Kennedy Wilson declined to comment on the transaction. As of the close of the fourth quarter of 2019, the credit facility was undrawn, leaving the full $500 million available.

Where the money goes

As noted in Kennedy Wilson’s SEC filing on the agreement, proceeds from the extended $500 million credit facility are to be used for general corporate purposes, including acquisitions and development and redevelopment of real properties. “While the development is clearly an important component, we expect to meaningfully add to the NOI over the next two or three years through acquisitions,” William McMorrow, chairman & CEO of Kennedy Wilson, said during the company’s fourth quarter 2019 earnings conference call on February 27, 2020. “And we have a very, very strong pipeline of acquisitions that we’re looking at, both here in the U.S. and I would say our core market of the United Kingdom.”

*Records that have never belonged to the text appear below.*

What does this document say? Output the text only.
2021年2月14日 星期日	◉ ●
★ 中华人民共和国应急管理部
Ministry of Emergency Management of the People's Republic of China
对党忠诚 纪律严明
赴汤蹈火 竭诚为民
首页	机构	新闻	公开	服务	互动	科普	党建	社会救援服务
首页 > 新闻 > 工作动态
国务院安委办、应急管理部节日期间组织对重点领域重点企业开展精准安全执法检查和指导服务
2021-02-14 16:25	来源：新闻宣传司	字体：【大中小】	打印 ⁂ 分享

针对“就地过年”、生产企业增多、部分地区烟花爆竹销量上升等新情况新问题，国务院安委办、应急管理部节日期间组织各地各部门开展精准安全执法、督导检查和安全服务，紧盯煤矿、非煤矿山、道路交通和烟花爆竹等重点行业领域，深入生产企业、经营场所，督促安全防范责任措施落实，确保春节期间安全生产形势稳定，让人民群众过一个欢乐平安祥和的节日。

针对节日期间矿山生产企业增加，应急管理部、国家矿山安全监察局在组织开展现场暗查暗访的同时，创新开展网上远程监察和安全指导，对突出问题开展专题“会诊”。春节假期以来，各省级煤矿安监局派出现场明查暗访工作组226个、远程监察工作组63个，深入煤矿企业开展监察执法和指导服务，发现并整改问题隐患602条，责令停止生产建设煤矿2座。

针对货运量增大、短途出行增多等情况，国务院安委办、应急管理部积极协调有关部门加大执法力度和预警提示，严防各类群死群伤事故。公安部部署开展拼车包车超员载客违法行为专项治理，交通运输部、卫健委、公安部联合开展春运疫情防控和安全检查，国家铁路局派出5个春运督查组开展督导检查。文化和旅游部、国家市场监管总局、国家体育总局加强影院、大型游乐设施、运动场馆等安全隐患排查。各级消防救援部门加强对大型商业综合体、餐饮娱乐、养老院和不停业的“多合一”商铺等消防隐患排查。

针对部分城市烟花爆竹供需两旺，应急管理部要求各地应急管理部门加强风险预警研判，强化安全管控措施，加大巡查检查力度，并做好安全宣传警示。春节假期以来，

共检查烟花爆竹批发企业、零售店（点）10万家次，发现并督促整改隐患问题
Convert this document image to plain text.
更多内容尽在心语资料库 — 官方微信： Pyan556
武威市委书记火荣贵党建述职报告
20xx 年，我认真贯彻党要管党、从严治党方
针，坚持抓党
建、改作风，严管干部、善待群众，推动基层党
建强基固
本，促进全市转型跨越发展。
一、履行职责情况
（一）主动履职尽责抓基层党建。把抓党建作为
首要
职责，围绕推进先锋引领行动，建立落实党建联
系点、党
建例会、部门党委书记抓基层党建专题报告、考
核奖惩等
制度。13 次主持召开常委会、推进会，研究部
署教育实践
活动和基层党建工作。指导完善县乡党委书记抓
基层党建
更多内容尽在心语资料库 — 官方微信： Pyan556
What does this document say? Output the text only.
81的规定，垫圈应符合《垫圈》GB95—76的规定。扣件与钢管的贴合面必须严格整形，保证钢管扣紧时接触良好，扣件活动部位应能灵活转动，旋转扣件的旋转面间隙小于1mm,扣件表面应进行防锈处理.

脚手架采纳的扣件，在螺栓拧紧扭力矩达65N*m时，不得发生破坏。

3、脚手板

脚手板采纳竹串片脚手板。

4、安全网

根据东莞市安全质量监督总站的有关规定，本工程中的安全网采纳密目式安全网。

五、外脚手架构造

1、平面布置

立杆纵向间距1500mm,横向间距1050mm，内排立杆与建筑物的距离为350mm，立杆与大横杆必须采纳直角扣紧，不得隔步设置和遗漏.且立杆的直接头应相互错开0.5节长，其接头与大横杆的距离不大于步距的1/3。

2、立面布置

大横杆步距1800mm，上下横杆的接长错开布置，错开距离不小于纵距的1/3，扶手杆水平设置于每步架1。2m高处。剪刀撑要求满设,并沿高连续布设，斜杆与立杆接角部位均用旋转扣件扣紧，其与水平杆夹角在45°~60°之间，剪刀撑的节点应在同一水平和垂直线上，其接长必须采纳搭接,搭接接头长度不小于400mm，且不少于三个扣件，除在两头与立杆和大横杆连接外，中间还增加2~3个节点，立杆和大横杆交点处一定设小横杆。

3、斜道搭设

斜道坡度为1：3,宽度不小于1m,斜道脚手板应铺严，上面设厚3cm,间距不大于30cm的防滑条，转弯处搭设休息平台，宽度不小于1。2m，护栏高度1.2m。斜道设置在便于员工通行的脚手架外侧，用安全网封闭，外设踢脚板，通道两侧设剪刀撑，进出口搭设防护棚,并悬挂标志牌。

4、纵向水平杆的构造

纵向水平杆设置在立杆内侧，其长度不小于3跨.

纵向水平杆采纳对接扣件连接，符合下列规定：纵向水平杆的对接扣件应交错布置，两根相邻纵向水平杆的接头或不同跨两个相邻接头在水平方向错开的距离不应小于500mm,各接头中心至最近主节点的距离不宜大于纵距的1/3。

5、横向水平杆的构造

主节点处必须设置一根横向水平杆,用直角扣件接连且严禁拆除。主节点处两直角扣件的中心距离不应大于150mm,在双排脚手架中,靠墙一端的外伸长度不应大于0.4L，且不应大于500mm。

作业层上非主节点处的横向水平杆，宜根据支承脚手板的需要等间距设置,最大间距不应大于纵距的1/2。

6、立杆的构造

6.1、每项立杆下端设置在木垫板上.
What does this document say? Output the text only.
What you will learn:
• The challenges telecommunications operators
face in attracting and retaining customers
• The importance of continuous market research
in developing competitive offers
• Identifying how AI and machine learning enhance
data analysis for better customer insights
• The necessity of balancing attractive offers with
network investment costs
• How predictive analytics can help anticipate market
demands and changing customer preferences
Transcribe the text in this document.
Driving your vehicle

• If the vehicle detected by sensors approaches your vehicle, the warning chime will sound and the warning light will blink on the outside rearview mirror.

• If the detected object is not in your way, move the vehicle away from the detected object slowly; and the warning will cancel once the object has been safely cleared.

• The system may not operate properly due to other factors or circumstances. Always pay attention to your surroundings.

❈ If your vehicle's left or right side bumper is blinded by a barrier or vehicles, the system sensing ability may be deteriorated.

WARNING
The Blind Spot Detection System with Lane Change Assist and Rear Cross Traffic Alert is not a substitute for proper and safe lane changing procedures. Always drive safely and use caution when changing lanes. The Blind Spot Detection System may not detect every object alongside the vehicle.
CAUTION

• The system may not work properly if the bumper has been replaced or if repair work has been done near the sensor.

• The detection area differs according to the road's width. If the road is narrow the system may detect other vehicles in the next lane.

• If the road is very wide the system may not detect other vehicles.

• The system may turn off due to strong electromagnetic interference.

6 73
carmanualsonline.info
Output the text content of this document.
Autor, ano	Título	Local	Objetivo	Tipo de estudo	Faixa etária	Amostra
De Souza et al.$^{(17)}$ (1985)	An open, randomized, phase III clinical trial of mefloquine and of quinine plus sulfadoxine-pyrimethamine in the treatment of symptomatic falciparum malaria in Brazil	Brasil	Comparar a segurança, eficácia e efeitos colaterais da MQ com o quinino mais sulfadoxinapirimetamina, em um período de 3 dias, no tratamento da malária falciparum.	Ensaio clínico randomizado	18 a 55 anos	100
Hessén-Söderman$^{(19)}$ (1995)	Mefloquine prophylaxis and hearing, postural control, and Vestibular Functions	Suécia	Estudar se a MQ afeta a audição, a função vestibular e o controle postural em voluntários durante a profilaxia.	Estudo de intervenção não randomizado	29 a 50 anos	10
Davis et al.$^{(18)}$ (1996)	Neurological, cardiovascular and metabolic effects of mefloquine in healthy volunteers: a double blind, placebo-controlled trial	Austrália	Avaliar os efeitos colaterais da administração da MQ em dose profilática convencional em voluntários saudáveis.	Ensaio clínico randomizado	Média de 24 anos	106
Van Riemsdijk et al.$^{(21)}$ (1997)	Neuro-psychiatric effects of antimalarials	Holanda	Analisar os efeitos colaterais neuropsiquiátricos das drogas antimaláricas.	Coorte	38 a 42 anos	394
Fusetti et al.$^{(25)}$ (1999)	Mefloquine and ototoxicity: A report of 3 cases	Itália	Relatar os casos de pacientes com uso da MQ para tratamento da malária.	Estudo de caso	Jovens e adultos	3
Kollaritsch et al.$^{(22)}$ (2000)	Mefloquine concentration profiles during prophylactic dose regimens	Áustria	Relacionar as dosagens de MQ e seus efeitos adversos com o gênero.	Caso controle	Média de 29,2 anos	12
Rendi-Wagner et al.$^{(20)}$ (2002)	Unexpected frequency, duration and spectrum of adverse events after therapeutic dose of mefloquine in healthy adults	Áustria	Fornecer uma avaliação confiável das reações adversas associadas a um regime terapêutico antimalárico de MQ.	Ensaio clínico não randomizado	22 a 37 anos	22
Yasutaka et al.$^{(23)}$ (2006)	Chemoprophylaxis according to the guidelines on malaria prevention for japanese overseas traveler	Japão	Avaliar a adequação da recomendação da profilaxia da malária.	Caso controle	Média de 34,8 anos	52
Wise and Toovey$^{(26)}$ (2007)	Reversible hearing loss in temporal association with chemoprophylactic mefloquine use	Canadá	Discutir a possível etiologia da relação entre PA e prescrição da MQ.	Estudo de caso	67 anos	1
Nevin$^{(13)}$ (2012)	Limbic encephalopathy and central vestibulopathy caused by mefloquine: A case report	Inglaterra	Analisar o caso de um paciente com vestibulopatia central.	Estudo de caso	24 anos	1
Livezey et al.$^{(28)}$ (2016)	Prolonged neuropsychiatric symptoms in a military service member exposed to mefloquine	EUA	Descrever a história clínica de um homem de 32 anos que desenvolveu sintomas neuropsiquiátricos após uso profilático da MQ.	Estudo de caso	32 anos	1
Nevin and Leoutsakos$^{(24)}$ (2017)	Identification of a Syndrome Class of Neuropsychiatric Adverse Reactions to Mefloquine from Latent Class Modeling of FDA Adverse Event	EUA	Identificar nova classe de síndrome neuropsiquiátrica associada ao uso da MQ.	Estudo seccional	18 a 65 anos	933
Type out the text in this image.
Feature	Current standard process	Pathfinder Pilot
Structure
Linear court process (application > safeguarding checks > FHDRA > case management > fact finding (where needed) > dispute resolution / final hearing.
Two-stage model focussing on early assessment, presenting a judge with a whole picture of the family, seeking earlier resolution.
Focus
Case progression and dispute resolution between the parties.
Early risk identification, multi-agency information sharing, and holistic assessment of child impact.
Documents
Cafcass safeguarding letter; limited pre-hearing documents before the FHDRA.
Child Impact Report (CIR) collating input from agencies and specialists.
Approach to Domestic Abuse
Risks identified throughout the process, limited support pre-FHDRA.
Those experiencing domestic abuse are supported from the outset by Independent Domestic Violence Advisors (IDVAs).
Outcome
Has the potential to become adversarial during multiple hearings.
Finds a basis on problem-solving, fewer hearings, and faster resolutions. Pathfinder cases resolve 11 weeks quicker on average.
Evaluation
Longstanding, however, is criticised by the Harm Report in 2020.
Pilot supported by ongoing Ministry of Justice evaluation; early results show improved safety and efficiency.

The credit facility, however, isn’t Kennedy Wilson’s first go-to for financing acquisitions and development activity. “That capital is basically coming out of noncore assets that we’re selling at nice gains, and then taking that capital and redeploying it into longer-term value-add assets that have 10- to 15-year type of lives,” McMorrow said. Notable transactions over the last three months include the company’s disposition of a 418,000-square-foot retail portfolio in Spain for $81 million and the $179 million joint venture acquisition of The Heights, a 348,000-square-foot institutional-quality office campus in London’s Weybridge submarket.

With the $500 million credit facility and the remainder of Kennedy Wilson’s balance sheet and liquidity through its co-mingled funds in separate accounts, the company has more than $4 billion in purchasing power.